Alberta cannabis producer readies Canada’s largest rooftop solar array

, Alberta cannabis producer readies Canada’s largest rooftop solar array

A rendering of the Freedom Cannabis rooftop solar array in Alberta.

An Alberta-based cannabis producer is weeks away from flipping the switch on what it says will be Canada’s largest array of rooftop solar panels.

Freedom Cannabis expects to activate the 1,830-kilowatt array at its facility 20 kilometers (12 miles) west of Edmonton in November.

The initiative is, in part, an answer to the growing amount of power consumed by the cannabis industry.

As the industry scales up cannabis output to meet rising demand, managing electricity consumption is becoming a priority for businesses – especially in provinces such as Alberta, which relies on coal-fired stations for a substantial amount of its power portfolio.

A large solar strategy is part of For Freedom Cannabis’ business plan and corporate identity, which includes a commitment to reducing its impact on the environment.

“It’s a reflection of the company we are and how we think,” co-founder Troy Dezwar told Marijuana Business Daily. “It will help shave operating costs off our bottom line, but it’s also something that also sets us apart from our peers.”

Freedom has installed 4,574 solar modules on the rooftop its 126,000-square-foot facility in Acheson, Alberta.

The facility is capable of growing up to 3,500 kilograms (7,700 pounds) of cannabis on an annual basis.

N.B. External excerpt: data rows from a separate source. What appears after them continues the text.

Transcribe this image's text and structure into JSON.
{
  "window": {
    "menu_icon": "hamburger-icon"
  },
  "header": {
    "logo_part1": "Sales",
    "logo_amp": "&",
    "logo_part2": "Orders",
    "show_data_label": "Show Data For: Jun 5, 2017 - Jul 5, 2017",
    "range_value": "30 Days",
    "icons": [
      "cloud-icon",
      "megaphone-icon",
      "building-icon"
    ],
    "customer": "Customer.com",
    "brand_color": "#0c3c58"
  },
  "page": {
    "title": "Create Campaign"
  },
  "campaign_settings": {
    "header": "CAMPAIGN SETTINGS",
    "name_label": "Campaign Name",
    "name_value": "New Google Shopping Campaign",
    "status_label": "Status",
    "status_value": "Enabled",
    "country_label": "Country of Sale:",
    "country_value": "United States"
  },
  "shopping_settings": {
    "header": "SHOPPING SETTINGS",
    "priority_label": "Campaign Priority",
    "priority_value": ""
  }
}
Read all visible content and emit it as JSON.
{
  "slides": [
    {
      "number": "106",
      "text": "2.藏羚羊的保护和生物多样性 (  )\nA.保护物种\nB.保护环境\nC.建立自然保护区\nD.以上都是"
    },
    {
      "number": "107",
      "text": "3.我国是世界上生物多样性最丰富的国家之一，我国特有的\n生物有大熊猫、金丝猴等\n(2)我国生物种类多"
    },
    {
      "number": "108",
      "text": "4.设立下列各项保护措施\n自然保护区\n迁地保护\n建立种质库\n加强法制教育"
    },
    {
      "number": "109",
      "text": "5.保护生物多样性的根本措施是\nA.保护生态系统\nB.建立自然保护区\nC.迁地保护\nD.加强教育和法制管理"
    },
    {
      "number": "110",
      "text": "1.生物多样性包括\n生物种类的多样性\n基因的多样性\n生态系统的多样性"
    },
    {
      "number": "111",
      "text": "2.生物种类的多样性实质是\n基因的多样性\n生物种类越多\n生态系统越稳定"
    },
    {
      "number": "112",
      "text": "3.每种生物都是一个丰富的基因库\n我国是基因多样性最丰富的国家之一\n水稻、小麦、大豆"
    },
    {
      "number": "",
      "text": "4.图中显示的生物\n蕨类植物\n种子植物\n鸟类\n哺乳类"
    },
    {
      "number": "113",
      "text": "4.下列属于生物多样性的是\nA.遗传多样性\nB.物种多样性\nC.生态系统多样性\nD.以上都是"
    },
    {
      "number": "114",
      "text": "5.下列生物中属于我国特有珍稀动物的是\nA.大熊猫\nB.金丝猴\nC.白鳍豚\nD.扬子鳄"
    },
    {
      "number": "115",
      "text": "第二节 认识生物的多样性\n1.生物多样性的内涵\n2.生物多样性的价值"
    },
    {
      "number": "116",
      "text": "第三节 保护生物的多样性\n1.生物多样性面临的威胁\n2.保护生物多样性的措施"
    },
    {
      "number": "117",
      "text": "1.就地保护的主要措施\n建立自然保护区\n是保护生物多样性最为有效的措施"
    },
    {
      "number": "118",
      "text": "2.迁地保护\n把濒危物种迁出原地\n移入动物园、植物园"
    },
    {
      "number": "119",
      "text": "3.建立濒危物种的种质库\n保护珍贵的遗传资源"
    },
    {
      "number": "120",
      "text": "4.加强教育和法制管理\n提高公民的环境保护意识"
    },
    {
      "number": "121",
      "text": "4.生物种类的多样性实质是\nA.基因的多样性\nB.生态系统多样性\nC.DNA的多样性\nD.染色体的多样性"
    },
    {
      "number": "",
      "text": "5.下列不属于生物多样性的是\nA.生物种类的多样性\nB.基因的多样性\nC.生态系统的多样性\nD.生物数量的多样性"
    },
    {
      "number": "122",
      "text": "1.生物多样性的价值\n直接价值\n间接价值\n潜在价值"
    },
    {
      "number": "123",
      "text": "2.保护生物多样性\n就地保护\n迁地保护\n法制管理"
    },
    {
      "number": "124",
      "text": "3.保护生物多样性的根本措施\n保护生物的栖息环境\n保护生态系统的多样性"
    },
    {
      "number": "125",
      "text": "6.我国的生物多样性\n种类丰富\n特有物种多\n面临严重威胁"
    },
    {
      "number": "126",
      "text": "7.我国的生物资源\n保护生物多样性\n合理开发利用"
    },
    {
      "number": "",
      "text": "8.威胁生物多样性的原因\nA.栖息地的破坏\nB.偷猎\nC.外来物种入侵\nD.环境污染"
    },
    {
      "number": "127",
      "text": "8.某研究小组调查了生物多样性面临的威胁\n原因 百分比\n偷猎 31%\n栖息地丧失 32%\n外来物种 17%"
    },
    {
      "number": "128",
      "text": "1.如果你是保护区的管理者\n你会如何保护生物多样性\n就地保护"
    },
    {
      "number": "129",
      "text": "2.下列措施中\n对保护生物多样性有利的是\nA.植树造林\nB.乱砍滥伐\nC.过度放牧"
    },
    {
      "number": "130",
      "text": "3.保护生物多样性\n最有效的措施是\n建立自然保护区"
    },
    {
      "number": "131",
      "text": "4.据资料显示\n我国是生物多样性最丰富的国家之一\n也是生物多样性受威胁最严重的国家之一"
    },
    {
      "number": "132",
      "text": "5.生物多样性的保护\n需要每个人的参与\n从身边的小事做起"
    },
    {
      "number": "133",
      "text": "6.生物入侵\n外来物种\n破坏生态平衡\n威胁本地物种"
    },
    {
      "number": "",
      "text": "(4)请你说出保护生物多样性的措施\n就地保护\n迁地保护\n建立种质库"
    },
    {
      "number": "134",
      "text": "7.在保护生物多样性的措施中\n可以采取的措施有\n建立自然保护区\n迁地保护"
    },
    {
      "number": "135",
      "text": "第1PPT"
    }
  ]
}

Construction is underway on the next phase, which will increase Freedom’s production by 12,000-14,000 kilograms.

When fully functional, the solar array will offset about 1,041 tons of greenhouse gas emissions annually and supply about 8% of the building’s annual power consumption.

That adds up to a yearly savings of up to 300,000 Canadian dollars ($230,000).

The cost of the CA$2.5 million project was partly offset by a CA$1 million grant from Energy Efficiency Alberta, a provincial agency promoting energy efficiency.

“Every company should do whatever it can to minimize its impact on the environment,” Dezwar said. “I would encourage cannabis companies to look for ways to minimize their impact on the environment, including water they use, or biofuel options. There’s different things we can do.”

Freedom aims to have its cannabis products on store shelves in December 2019 and to achieve EU-Good Manufacturing Practice (GMP) certification by June 2020. The GMP designation will open the door to export opportunities.